- This book begins with a long Latin passage: Slawkenbergii Fabella. Tristram has every confidence in the laziness of his readers, so he pulls out a translation.
- A stranger comes to the German town of Strasburg (Strasbourg). He has a mammoth nose but no scabbard (it might help to know that the word for 'scabbard' in Latin is vagina, pronounced wa-gee-na) for his sword.
- Everyone marvels at his huge nose, and all the women in town want to touch it. He resists and even leaves town to avoid having his nose touched. He's careful with it because, as he tells the innkeeper, he's just acquired it from the Promontory of Noses. The inn-keeper's wife is really jonesing to touch the noble nose, even though her husband insists that it's a fake. (A fake nose? Now we've heard it all.)
- The stranger leaves town, but not before getting the whole town worked up about his awe-inspiring nose. As he rides, he mutters to himself about a woman named Julia.
- He arrives at the German town of Frankfurt and hits the hay just as the townspeople of Strasburg are climbing uneasily into their beds. Even the Abbess, the head nun of the town's convent, can't get the stranger's nose out of her mind. Tossing and turning, the nuns scratch themselves on their bedclothes so badly that they look like they've been flayed.
- The next morning, the town is a mess. The bakers forget to start their loaves; the cathedral is in tumult, and it's all the fault of the stranger's nose.
- Everyone in Strasburg longs to see and touch this magnificent nose. What's more, rumor has it that the stranger is the most beautiful man anyone has ever seen.
- Everyone talks about the nose: religious leaders, who claim that the story about the Promontory of Noses must be false; scientists, who discuss the network of blood vessels necessary to sustain the nose; logicians, who prove that the stranger's nose was neither true nor false.
- Tristram is beginning to start in on a discussion of the universities in Strasburg arguing over Martin Luther's birth date and salvation, but he has to stop because the Latin translation has tuckered him out.
- (Martin Luther is the guy who broke away from the Catholic Church during the Protestant Reformation. Lutherans are named after him.)
- Tristram notes that Mr. Shandy always seized this part of the story as time to point out the importance of names—if Luther had not been called Martin, he'd have been damned forever. But even these universities begin to argue about the stranger's nose.
- Back to the story. This state of affairs continues for 27 days, after which the stranger is supposed to return to Strasburg. On the morning of the 28th day, the entire town sets out to meet him. There's pretty much bound to be a catastrophe.
- Slawkenbergius now outlines the structure of his tale so far:
- (1) From the stranger's arrival at Strasburg to his leaving is the protasis.
- (2) The epistatis, acts two and three, occurs from the first uneasy night to the 27th day.
- (3) Now, the catastasis: the fourth act, when things get real in preparation for the explosive fifth act.
- The stranger arrives at an inn just outside Strasburg and needs a bed pronto.
- The innkeeper tells him about a traveler who has also just arrived, who has such a glorious nose that he couldn't even fit in the inn-keeper's camp bed. You know, because noses take up that much room.

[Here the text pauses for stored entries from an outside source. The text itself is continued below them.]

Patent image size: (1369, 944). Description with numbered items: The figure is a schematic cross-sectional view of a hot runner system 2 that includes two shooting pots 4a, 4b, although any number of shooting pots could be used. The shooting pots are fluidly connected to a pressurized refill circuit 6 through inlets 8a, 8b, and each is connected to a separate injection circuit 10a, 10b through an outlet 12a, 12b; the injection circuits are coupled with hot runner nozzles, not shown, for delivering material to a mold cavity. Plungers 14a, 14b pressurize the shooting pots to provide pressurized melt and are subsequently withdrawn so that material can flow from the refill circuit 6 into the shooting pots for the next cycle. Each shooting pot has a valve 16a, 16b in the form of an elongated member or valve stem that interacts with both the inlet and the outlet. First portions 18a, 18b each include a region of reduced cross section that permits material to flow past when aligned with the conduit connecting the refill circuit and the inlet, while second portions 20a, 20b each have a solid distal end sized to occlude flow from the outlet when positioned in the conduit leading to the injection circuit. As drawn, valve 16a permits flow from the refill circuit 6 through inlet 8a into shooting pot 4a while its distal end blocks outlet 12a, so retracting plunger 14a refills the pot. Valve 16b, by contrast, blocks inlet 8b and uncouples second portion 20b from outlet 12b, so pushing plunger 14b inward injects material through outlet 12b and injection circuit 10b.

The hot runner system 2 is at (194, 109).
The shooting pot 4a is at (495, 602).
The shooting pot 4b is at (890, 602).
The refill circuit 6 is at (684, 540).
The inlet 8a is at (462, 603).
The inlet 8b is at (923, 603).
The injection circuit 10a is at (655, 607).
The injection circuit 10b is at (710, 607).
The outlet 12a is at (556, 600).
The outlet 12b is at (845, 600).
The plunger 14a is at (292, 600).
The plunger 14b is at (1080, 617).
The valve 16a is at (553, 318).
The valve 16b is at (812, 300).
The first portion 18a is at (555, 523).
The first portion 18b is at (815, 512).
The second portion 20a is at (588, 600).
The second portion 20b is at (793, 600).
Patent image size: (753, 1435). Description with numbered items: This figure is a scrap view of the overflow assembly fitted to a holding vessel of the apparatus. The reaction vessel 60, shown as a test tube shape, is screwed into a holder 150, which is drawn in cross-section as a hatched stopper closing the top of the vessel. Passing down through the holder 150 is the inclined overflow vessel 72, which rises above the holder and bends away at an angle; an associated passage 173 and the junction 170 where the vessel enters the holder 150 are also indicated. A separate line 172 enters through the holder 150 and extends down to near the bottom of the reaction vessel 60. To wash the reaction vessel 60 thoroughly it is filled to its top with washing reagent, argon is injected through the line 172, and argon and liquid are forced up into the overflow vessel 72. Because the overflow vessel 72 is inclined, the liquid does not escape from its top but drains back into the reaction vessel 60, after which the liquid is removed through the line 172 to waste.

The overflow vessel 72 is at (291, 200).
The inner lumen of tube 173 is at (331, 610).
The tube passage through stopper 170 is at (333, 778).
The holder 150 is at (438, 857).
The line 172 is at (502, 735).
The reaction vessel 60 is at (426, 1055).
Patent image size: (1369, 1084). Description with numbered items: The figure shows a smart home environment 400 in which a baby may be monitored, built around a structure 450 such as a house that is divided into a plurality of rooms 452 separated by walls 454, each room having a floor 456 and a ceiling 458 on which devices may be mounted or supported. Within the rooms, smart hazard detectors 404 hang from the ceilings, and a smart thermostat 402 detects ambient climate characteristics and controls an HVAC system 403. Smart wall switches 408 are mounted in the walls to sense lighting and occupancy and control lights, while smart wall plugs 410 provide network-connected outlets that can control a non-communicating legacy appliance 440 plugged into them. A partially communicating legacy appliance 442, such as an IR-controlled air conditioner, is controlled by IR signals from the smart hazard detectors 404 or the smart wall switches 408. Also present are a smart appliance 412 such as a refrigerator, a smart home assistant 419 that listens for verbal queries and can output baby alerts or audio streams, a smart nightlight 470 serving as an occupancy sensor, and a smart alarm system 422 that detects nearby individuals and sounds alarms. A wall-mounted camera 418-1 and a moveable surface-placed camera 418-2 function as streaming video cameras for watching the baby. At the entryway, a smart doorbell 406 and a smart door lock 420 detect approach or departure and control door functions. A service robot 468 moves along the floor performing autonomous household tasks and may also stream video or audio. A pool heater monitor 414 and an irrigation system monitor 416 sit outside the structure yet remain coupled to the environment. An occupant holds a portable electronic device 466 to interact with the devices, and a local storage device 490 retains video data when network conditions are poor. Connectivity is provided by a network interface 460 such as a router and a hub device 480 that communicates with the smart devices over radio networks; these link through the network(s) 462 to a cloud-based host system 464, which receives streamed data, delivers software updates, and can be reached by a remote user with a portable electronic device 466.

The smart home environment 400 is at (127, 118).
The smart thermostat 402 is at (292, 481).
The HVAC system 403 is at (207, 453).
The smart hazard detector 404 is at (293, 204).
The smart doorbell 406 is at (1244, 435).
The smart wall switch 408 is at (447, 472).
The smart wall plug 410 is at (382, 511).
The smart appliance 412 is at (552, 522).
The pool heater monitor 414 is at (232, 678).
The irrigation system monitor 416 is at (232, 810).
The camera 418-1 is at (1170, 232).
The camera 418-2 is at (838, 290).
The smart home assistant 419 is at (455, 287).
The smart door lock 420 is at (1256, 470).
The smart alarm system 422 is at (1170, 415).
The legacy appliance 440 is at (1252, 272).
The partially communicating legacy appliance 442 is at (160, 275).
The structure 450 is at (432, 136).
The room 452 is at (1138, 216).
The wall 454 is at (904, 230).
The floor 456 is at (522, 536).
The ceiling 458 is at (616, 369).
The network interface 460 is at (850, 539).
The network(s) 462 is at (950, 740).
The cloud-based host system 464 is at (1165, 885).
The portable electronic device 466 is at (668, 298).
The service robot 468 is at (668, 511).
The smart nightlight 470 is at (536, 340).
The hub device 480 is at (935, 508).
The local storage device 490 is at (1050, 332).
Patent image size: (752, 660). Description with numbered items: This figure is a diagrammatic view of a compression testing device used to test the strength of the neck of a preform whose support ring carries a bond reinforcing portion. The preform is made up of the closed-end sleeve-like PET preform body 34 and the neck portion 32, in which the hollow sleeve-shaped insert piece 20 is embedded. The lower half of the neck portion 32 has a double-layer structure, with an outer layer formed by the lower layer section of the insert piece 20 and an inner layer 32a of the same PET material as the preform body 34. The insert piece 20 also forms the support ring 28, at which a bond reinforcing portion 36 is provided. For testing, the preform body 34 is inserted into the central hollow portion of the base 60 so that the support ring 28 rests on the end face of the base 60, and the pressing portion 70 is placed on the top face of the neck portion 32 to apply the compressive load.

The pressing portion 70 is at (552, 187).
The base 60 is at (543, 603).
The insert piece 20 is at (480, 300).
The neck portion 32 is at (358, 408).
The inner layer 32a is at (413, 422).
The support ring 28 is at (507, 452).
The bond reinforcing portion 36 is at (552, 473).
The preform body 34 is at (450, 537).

- The stranger gives thanks: this is the man he's been seeking, Julia's brother. Julia's brother, meanwhile, has been searching for him—he has a letter for Diego (the stranger) from Julia. The letter begs Diego to return to Julia, who has sent him away out of suspicion that his nose was not real. She's dying of sorrow, and Diego immediately saddles up to ride to her.
- The Strasburgers, consequently, never did meet up with Diego again, and they suffered a terrible fate: when they marched out of their city, the French marched in. The city never fully recovered. Fortresses, Slawkenbergius says sadly, can be won or lost by noses.